Comprehensive analysis of diabetic nephropathy expression profile based on weighted gene co-expression network analysis algorithm

Abstract

Abstract Background Diabetic nephropathy (DN) is the major complication of diabetes mellitus, and leading cause of end-stage renal disease. The underlying molecular mechanism of DN is not yet completely clear. The aim of this study was to analyze a DN microarray dataset using weighted gene co-expression network analysis (WGCNA) algorithm for better understanding of DN pathogenesis and exploring key genes in the disease progression. Methods The identified differentially expressed genes (DEGs) in DN dataset GSE47183 were introduced to WGCNA algorithm to construct co-expression modules. STRING database was used for construction of Protein-protein interaction (PPI) networks of the genes in all modules and the hub genes were identified considering both the degree centrality in the PPI networks and the ranked lists of weighted networks.
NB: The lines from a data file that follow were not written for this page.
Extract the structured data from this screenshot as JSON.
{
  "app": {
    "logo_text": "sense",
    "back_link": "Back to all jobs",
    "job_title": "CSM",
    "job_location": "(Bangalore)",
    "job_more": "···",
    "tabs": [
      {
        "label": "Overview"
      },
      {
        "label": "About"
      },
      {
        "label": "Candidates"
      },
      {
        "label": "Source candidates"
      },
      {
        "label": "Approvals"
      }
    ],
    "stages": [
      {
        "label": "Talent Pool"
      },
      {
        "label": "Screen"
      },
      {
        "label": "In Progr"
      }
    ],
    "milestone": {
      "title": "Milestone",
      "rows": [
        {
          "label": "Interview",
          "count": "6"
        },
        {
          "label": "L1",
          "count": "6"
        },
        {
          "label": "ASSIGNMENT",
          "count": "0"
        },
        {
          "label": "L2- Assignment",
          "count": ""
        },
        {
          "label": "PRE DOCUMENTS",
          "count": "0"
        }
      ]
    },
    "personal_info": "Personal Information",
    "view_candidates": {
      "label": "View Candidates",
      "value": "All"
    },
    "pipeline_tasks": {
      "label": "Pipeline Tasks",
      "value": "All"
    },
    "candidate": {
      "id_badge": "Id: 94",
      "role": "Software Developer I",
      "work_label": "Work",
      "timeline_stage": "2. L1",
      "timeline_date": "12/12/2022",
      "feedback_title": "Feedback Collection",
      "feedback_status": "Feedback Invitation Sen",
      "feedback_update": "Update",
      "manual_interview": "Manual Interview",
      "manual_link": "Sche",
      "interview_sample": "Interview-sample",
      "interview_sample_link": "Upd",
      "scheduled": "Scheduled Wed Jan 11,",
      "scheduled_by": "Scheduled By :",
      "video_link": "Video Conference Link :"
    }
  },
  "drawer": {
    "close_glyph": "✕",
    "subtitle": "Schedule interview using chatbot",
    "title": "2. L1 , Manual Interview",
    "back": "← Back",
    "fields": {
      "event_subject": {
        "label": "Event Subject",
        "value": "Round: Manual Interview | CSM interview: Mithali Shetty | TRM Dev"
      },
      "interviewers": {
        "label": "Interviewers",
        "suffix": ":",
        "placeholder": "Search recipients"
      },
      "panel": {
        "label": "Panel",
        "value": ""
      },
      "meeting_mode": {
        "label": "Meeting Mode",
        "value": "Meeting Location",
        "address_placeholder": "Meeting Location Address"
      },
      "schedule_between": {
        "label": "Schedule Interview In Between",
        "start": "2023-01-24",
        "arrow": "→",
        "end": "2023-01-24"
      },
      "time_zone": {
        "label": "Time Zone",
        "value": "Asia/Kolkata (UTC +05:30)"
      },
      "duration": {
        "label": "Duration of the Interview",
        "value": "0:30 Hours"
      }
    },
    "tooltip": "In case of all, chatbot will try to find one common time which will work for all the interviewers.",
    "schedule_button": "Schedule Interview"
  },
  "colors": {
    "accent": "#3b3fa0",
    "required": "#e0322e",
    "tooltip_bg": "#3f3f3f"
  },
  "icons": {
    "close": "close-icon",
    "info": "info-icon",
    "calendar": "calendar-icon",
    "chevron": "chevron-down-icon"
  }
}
Gene ontology and Reactome pathway enrichment analyses were performed on each module to understand their involvement in the biological processes and pathways. Following validation of the hub genes in another DN dataset (GSE96804), their up-stream regulators, including microRNAs and transcription factors were predicted and a regulatory network comprising of all these molecules was constructed. Results After normalization and analysis of the dataset, 2475 significant DEGs were identified and clustered into six different co-expression modules by WGCNA algorithm. Then, DEGs of each module were subjected to functional enrichment analyses and PPI network constructions. Metabolic processes, cell cycle control, and apoptosis were among the top enriched terms. In the next step, 23 hub genes were identified among the modules in genes and five of them, including FN1, SLC2A2, FABP1, EHHADH and PIPOX were validated in another DN dataset. In the regulatory network, FN1 was the most affected hub gene and mir-27a and REAL were recognized as two main upstream-regulators of the hub genes. Conclusions The identified hub genes from the hearts of co-expression modules could widen our understanding of the DN development and might be of targets of future investigations, exploring their therapeutic potentials for treatment of this complicated disease.